二郎宮ノ前遺跡(読み)にろうみやのまえいせき

日本歴史地名大系 「二郎宮ノ前遺跡」の解説

二郎宮ノ前遺跡
にろうみやのまえいせき

[現在地名]北区有野町二郎

有野ありの川西岸、標高一七六メートル前後の段丘上一帯に展開する古墳時代から中世前期まで継続する集落遺跡で、最盛期は中世前期。西側には丘陵が迫り、遺跡の範囲は南北約二五〇メートル・東西約一〇〇メートルと推定される。平成六年(一九九四)発掘調査が実施され、調査面積は遺跡の広がりの約二分の一に相当する。

古墳時代後期末の遺構には竪穴住居跡一〇棟、土壙墓・土壙・用水溝などがある。住居跡は小型のものが多く、一辺四―五メートル程度の方形住居で、造り付けの竈を備えたものが四―五棟認められた。用水溝はV字状断面を呈し、幅一メートル以上、深さ一メートル前後の規模を有し、調査地内を東西に横断していた。
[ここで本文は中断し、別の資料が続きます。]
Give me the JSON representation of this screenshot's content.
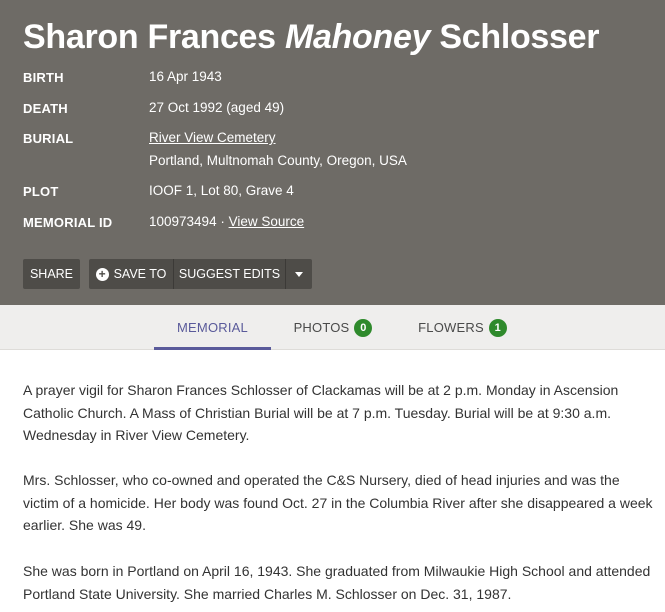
{
  "memorial": {
    "name_first": "Sharon Frances",
    "name_maiden": "Mahoney",
    "name_last": "Schlosser"
  },
  "facts": {
    "birth_label": "BIRTH",
    "birth_value": "16 Apr 1943",
    "death_label": "DEATH",
    "death_value": "27 Oct 1992 (aged 49)",
    "burial_label": "BURIAL",
    "burial_cemetery": "River View Cemetery",
    "burial_location": "Portland, Multnomah County, Oregon, USA",
    "plot_label": "PLOT",
    "plot_value": "IOOF 1, Lot 80, Grave 4",
    "memorial_id_label": "MEMORIAL ID",
    "memorial_id_value": "100973494 ·",
    "view_source": "View Source"
  },
  "actions": {
    "share": "SHARE",
    "save_to": "SAVE TO",
    "suggest_edits": "SUGGEST EDITS"
  },
  "tabs": {
    "memorial": "MEMORIAL",
    "photos": "PHOTOS",
    "photos_count": "0",
    "flowers": "FLOWERS",
    "flowers_count": "1"
  },
  "bio": {
    "p1": "A prayer vigil for Sharon Frances Schlosser of Clackamas will be at 2 p.m. Monday in Ascension Catholic Church. A Mass of Christian Burial will be at 7 p.m. Tuesday. Burial will be at 9:30 a.m. Wednesday in River View Cemetery.",
    "p2": "Mrs. Schlosser, who co-owned and operated the C&S Nursery, died of head injuries and was the victim of a homicide. Her body was found Oct. 27 in the Columbia River after she disappeared a week earlier. She was 49.",
    "p3": "She was born in Portland on April 16, 1943. She graduated from Milwaukie High School and attended Portland State University. She married Charles M. Schlosser on Dec. 31, 1987."
  },
  "colors": {
    "header_bg": "#6e6b66",
    "button_bg": "#4e4c48",
    "tab_active": "#5a5a9a",
    "badge_green": "#2f8a2c"
  },
  "icons": {
    "save_icon": "plus-circle-icon",
    "dropdown_icon": "caret-down-icon"
  }
}
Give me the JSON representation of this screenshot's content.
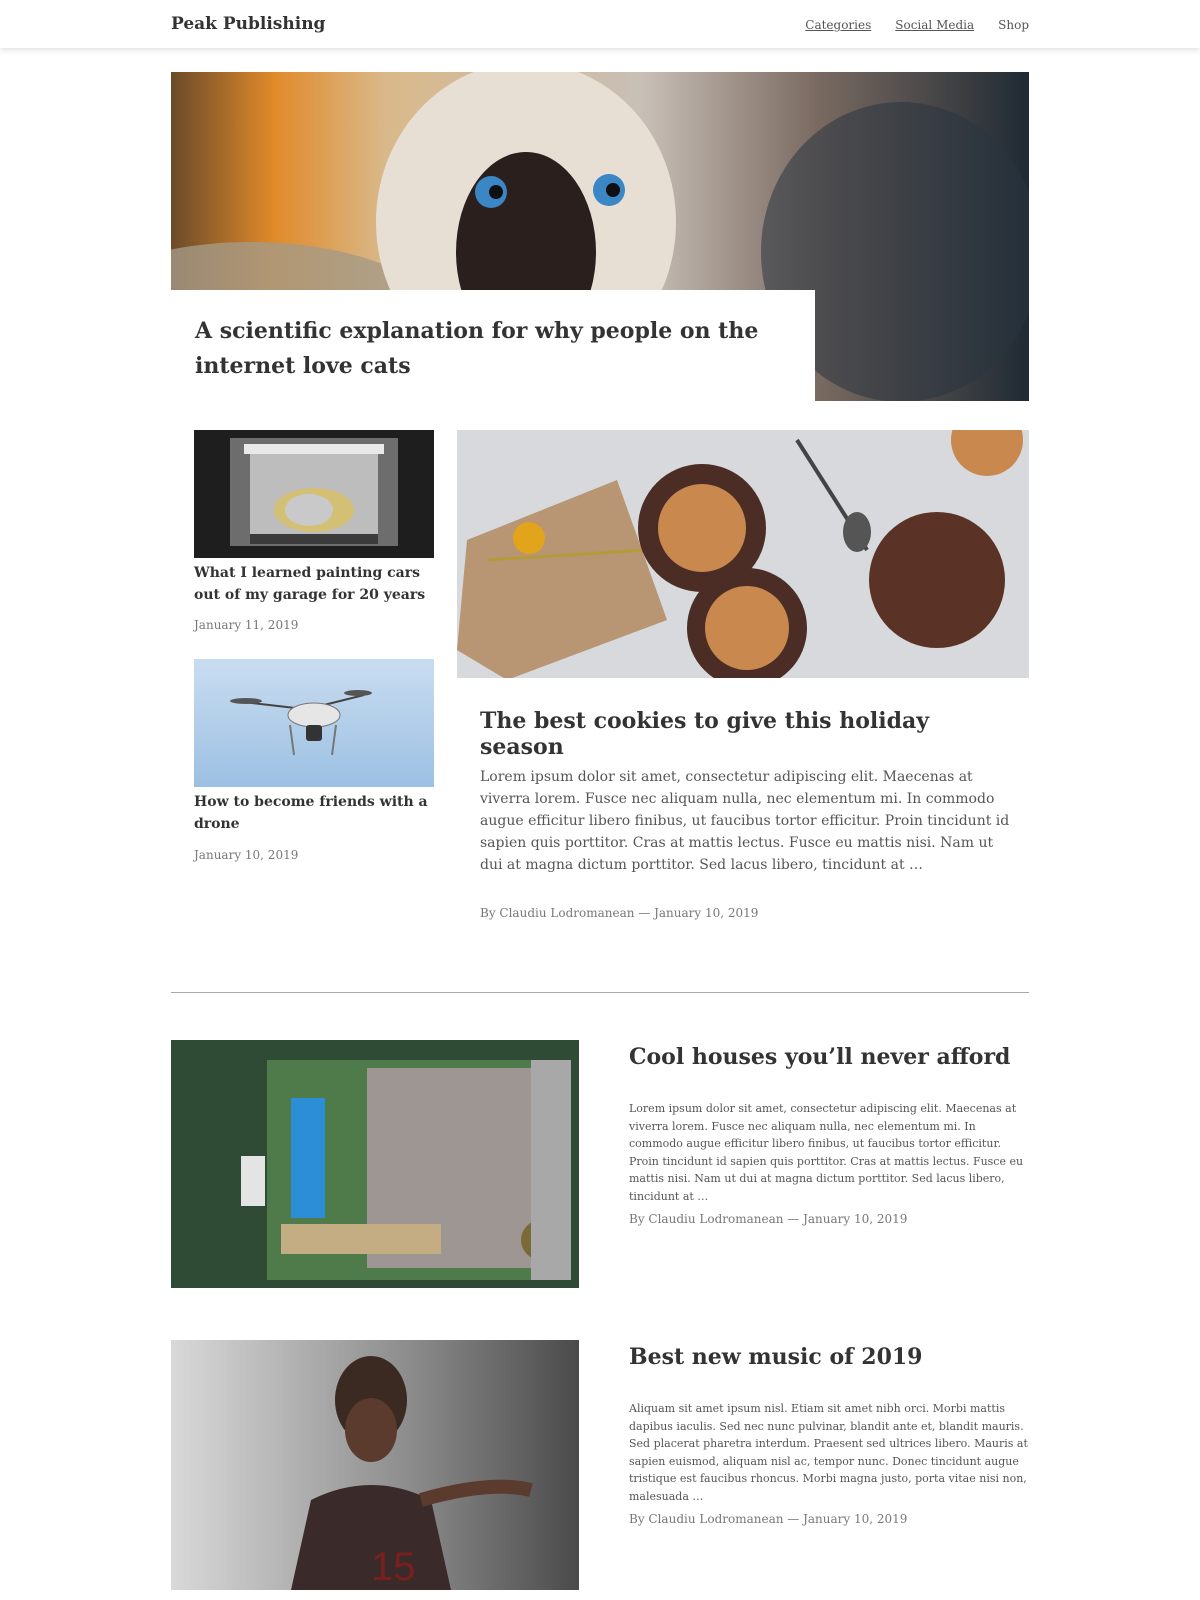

奈良・平安時代の遺構は掘立柱建物跡五〇棟前後、溝・素掘井戸などが広く点在している。建物群はいくつかの小グループにまとまっている。グループには建替えが繰返し行われ、長期間にわたって継続するものと、短期間で廃絶するものがあるが、いずれも建物配置に顕著な規則性がなく、大型建物や瓦葺建物は認められない。